Детектив Уайклифф и охота на диких гусей (Берли) - страница 6

Вблизи с этой стороны реки других домов не было, так что они обладали свободой вести по-настоящему частную жизнь; частная жизнь — вот единственная твердая валюта в мире, на которую имеет смысл обменивать всякую другую. Двадцать соток заросшей кустами и деревьями земли способны дать человеку весь спектр ощущений — от чувства вины до мании собственного величия: а это уже зависит от того, сумеют ли Уайклиффы справиться с нашествием на их участок крыс-леммингов, или предпочтут обойтись без насилия над живыми существами. Сам Уайклифф иногда испытывал угрызения совести за смерть маленьких зверьков, что было отголоском его социал-демократических убеждений, однако его жена Хелен была сделана из более прочного материала.

Половина восьмого вечера. Они вставали всегда рано, даже по воскресеньям, Хелен не уставала трудиться по целым дням. Пощипывая свой поджаренный хлеб с мармеладом (низкокалорийный завтрак с черным кофе, как рекомендуют диетологи), она внимательно читала журнал по садоводству.

— Слушай, — сказал Уайклифф. — Я пройду вдоль берега, возьму газеты, что ли.

Поход за газетами был его обычным маршрутом по воскресеньям.

Да, все больше и больше становилось таких вещей, которые они делали по привычке, по традиции, и домашняя жизнь начинала застывать, с того самого момента, как выросли дети. Чарльзу Уайклиффу было сорок девять — возраст, как ни крути. Теперь остается только скатываться потихоньку вниз. Дети оперились и — почти в буквальном смысле — вылетели из гнезда.

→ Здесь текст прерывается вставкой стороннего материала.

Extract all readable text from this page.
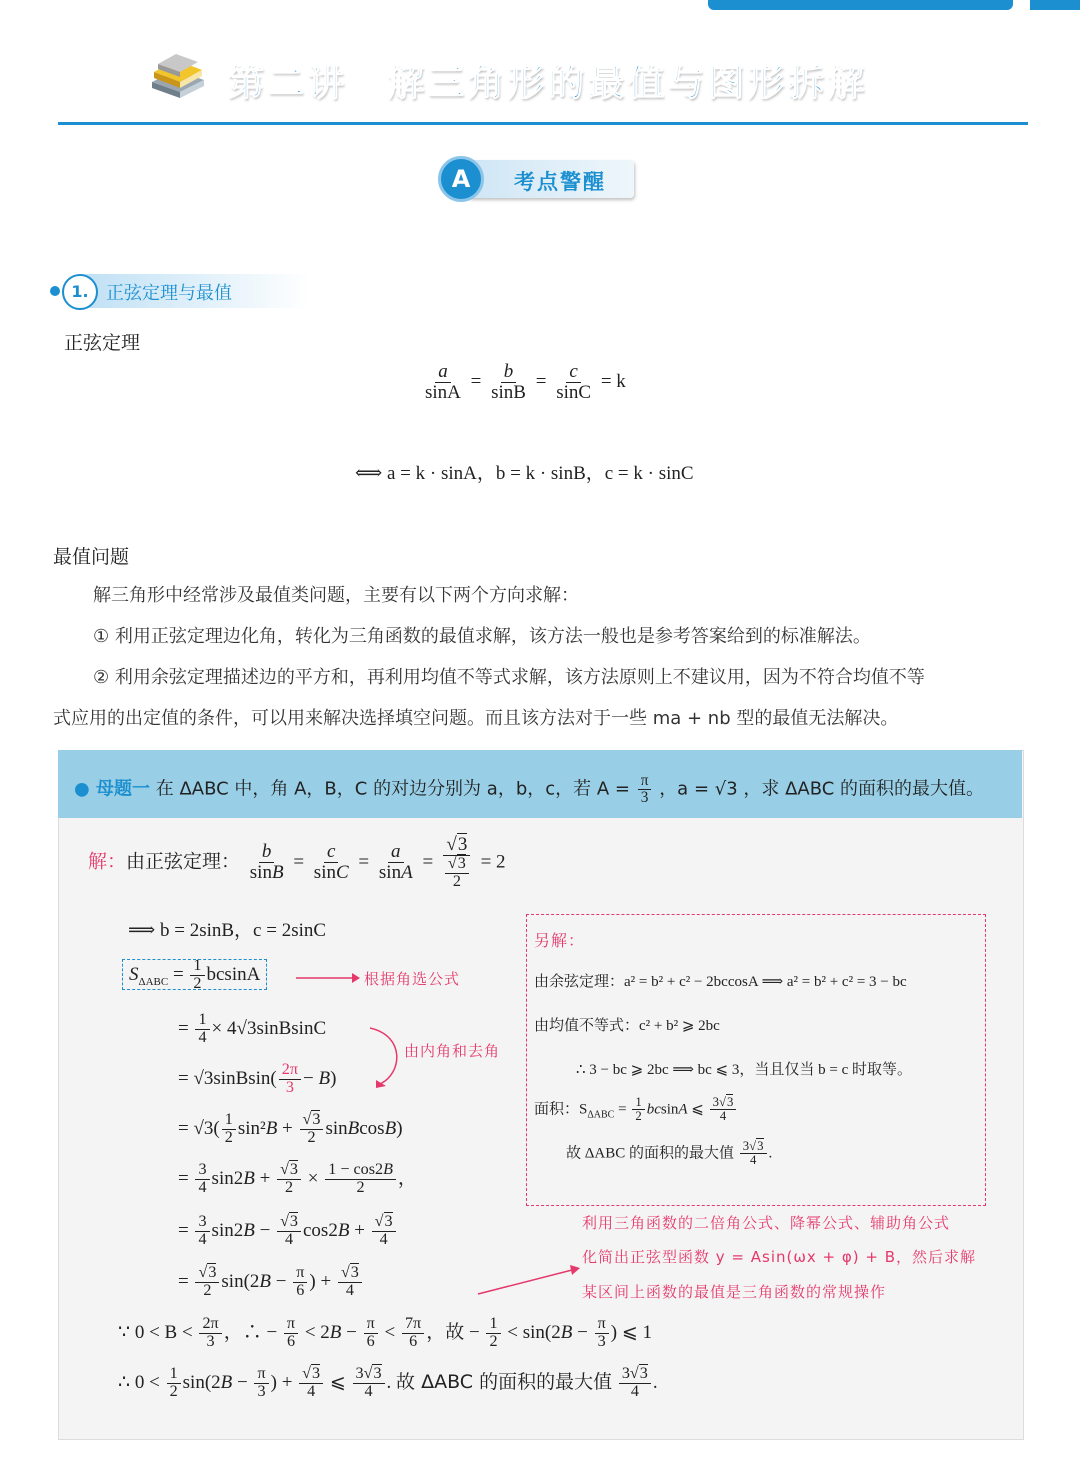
第二讲 解三角形的最值与图形拆解
A	考点警醒
1. 正弦定理与最值
正弦定理
$\frac{a}{\sin A} = \frac{b}{\sin B} = \frac{c}{\sin C} = k$
⟺ a = k · sinA，b = k · sinB，c = k · sinC
最值问题
解三角形中经常涉及最值类问题，主要有以下两个方向求解：
① 利用正弦定理边化角，转化为三角函数的最值求解，该方法一般也是参考答案给到的标准解法。
② 利用余弦定理描述边的平方和，再利用均值不等式求解，该方法原则上不建议用，因为不符合均值不等
式应用的出定值的条件，可以用来解决选择填空问题。而且该方法对于一些 ma + nb 型的最值无法解决。
● 母题一 在 ΔABC 中，角 A，B，C 的对边分别为 a，b，c，若 $A = \frac{\pi}{3}$ ，a = √3 ，求 ΔABC 的面积的最大值。
解：由正弦定理： $\frac{b}{\sin B} = \frac{c}{\sin C} = \frac{a}{\sin A} = \frac{√3}{\frac{√3}{2}} = 2$
⟹ b = 2sinB，c = 2sinC
$S_{\Delta ABC} = \frac{1}{2}$ bcsinA	根据角选公式
= $\frac{1}{4}$ × 4√3sinBsinC
由内角和去角
= √3sinBsin( $\frac{2\pi}{3} - B$)
= $√3( \frac{1}{2} \sin^2B + \frac{√3}{2}$ sinBcosB)
= $\frac{3}{4} \sin 2B + \frac{√3}{2} \times \frac{1 - \cos 2B}{2}$ ，
= $\frac{3}{4} \sin 2B - \frac{√3}{4} \cos 2B + \frac{√3}{4}$
= $\frac{√3}{2} \sin(2B - \frac{\pi}{6}$ ) + $\frac{√3}{4}$
利用三角函数的二倍角公式、降幂公式、辅助角公式
化简出正弦型函数 y = Asin(ωx + φ) + B，然后求解
某区间上函数的最值是三角函数的常规操作
∵ $0 < B < \frac{2\pi}{3}$ ，∴ − $\frac{\pi}{6} < 2B - \frac{\pi}{6} < \frac{7\pi}{6}$ ，故 − $\frac{1}{2} < \sin(2B - \frac{\pi}{3}$ ) ⩽ 1
∴ $0 < \frac{1}{2} \sin(2B - \frac{\pi}{3}$ ) + $\frac{√3}{4}$ ⩽ $\frac{3√3}{4}$ . 故 ΔABC 的面积的最大值 $\frac{3√3}{4}$ .
另解：
由余弦定理：a² = b² + c² − 2bccosA ⟹ a² = b² + c² = 3 − bc
由均值不等式：c² + b² ⩾ 2bc
∴ 3 − bc ⩾ 2bc ⟹ bc ⩽ 3，当且仅当 b = c 时取等。
面积：$S_{\Delta ABC} = \frac{1}{2}$ bcsinA ⩽ $\frac{3√3}{4}$
故 ΔABC 的面积的最大值 $\frac{3√3}{4}$ .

Сын Дэвид мотался по всему миру в качестве сотрудника одного полугосударственного агентства, которое передавало блага научного знания в страны Третьего Мира — Непал, Эквадор, Лесото, — и время от времени возвращался в Европу на совещания и конференции. Дочь Рут тоже не сидела на месте. Она следовала за своим шефом повсюду в его деловых командировках — по Европе и в США; дважды она побывала в Токио и один раз — в Персидском заливе. А ведь им — близнецам, сыну и дочери — было всего только по двадцать пять; в этом возрасте сам Уайклифф лишь впервые выехал за рубеж, пересек Ла-Манш, ощущая себя слегка в роли капитана Кука или Христофора Колумба и всерьез гадая, сможет ли он привыкнуть к правостороннему движению.

Так вот, теперь они с Хелен остались одни. Нет, им нравилось их положение, но возникали вопросы. Вопросы… К чему было это все? Куда надо стремиться дальше? И зачем мы делали все это?.. Наверно, впервые стало ясно, что все это — не игра, не репетиция, а самая настоящая жизнь, причем ее завершающая часть. В известном смысле Уайклифф был удовлетворен в своих профессиональных амбициях — он взобрался по служебной лестнице настолько высоко, насколько хотел — даже выше того, как ему иногда казалось. Хотя административный офис и секретарша перед дверью его кабинета — это было не совсем то, чего он добивался.